2 gallons apple juice (brand???)
2 apple juice concentrates (brand???)
3 cups of suger
some cinnamin
mutons yeast

og 1.080 fermenting nicely

Will it turn out as a descent drink or just be garbage.
 
Test my FG on this its ended up at .996 that puts me over 11% deffinatly a wine, not to bad actually but pretty dry... Any recommendations as far as backsweeting this? If I add sugers at this point will it just restart or do I have to kill the yeasts to do that...

Thanks in advance
 
You really should add chemicals to make sure the yeast stays dead if you want to sweeten it. Or, and some people cringe at this idea, use Splenda because it won't start fermenting again.
 
Depends on how sweet you want it. If you just want to take the dry edge off you could use wine conditioner. I wouldn't try to really sweeten up something with it, though.
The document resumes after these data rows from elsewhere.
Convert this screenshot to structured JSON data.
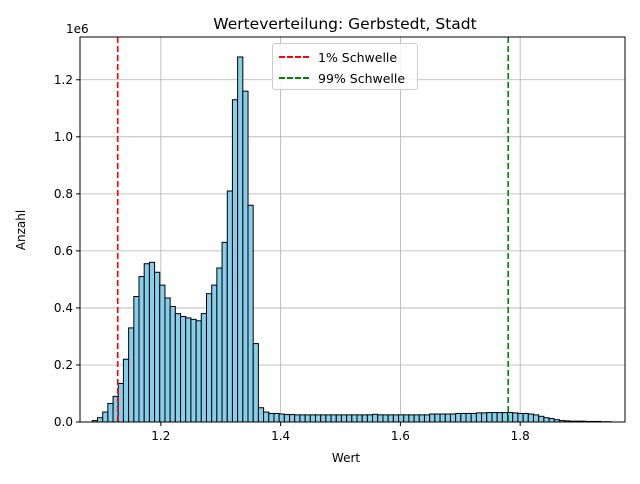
{
  "chart_data": {
    "type": "bar",
    "title": "Werteverteilung: Gerbstedt, Stadt",
    "xlabel": "Wert",
    "ylabel": "Anzahl",
    "y_offset_text": "1e6",
    "xlim": [
      1.065,
      1.975
    ],
    "ylim": [
      0,
      1.35
    ],
    "x_ticks": [
      1.2,
      1.4,
      1.6,
      1.8
    ],
    "x_tick_labels": [
      "1.2",
      "1.4",
      "1.6",
      "1.8"
    ],
    "y_ticks": [
      0,
      0.2,
      0.4,
      0.6,
      0.8,
      1.0,
      1.2
    ],
    "y_tick_labels": [
      "0.0",
      "0.2",
      "0.4",
      "0.6",
      "0.8",
      "1.0",
      "1.2"
    ],
    "grid": true,
    "legend_position": "top-center",
    "bar_color": "#87ceeb",
    "bar_edge_color": "#000000",
    "bin_width": 0.00867,
    "bin_starts": [
      1.0855,
      1.0942,
      1.1029,
      1.1115,
      1.1202,
      1.1289,
      1.1375,
      1.1462,
      1.1549,
      1.1635,
      1.1722,
      1.1809,
      1.1895,
      1.1982,
      1.2069,
      1.2155,
      1.2242,
      1.2329,
      1.2415,
      1.2502,
      1.2589,
      1.2675,
      1.2762,
      1.2849,
      1.2935,
      1.3022,
      1.3109,
      1.3195,
      1.3282,
      1.3369,
      1.3455,
      1.3542,
      1.3629,
      1.3715,
      1.3802,
      1.3889,
      1.3975,
      1.4062,
      1.4149,
      1.4235,
      1.4322,
      1.4409,
      1.4495,
      1.4582,
      1.4669,
      1.4755,
      1.4842,
      1.4929,
      1.5015,
      1.5102,
      1.5189,
      1.5275,
      1.5362,
      1.5449,
      1.5535,
      1.5622,
      1.5709,
      1.5795,
      1.5882,
      1.5969,
      1.6055,
      1.6142,
      1.6229,
      1.6315,
      1.6402,
      1.6489,
      1.6575,
      1.6662,
      1.6749,
      1.6835,
      1.6922,
      1.7009,
      1.7095,
      1.7182,
      1.7269,
      1.7355,
      1.7442,
      1.7529,
      1.7615,
      1.7702,
      1.7789,
      1.7875,
      1.7962,
      1.8049,
      1.8135,
      1.8222,
      1.8309,
      1.8395,
      1.8482,
      1.8569,
      1.8655,
      1.8742,
      1.8829,
      1.8915,
      1.9002,
      1.9089,
      1.9175,
      1.9262,
      1.9349,
      1.9435
    ],
    "values": [
      0.005,
      0.015,
      0.035,
      0.065,
      0.09,
      0.135,
      0.22,
      0.33,
      0.44,
      0.51,
      0.555,
      0.56,
      0.525,
      0.48,
      0.435,
      0.405,
      0.38,
      0.37,
      0.365,
      0.36,
      0.355,
      0.38,
      0.45,
      0.48,
      0.54,
      0.63,
      0.81,
      1.13,
      1.28,
      1.16,
      0.76,
      0.275,
      0.05,
      0.035,
      0.03,
      0.03,
      0.028,
      0.026,
      0.026,
      0.025,
      0.025,
      0.025,
      0.025,
      0.025,
      0.025,
      0.025,
      0.025,
      0.025,
      0.025,
      0.025,
      0.025,
      0.025,
      0.025,
      0.025,
      0.027,
      0.025,
      0.025,
      0.025,
      0.025,
      0.025,
      0.025,
      0.025,
      0.025,
      0.025,
      0.025,
      0.028,
      0.028,
      0.028,
      0.028,
      0.028,
      0.03,
      0.03,
      0.03,
      0.03,
      0.032,
      0.032,
      0.033,
      0.033,
      0.033,
      0.033,
      0.033,
      0.032,
      0.03,
      0.03,
      0.028,
      0.025,
      0.02,
      0.015,
      0.012,
      0.008,
      0.005,
      0.004,
      0.003,
      0.003,
      0.003,
      0.002,
      0.002,
      0.002,
      0.001,
      0.001
    ],
    "thresholds": [
      {
        "label": "1% Schwelle",
        "x": 1.128,
        "color": "#ff0000"
      },
      {
        "label": "99% Schwelle",
        "x": 1.78,
        "color": "#008000"
      }
    ]
  }
}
I made a similar batch recently and finished it up by racking onto some crushed campden tablets and potassium sorbate, then backsweetening with apple juice concentrate. I was a little worried about restarting the fermentation but it's been several weeks and nothing so far. I had a glass today and it was very tasty.
 
Test my FG on this its ended up at .996 that puts me over 11% deffinatly a wine, not to bad actually but pretty dry... Any recommendations as far as backsweeting this? If I add sugers at this point will it just restart or do I have to kill the yeasts to do that...

Thanks in advance
You didn't say how old it was but myself I would age it more before I would add anything. The higher alcohol content the more it needs to age to taste good IMO. You may end up liking it the way it is. It's up to you of course.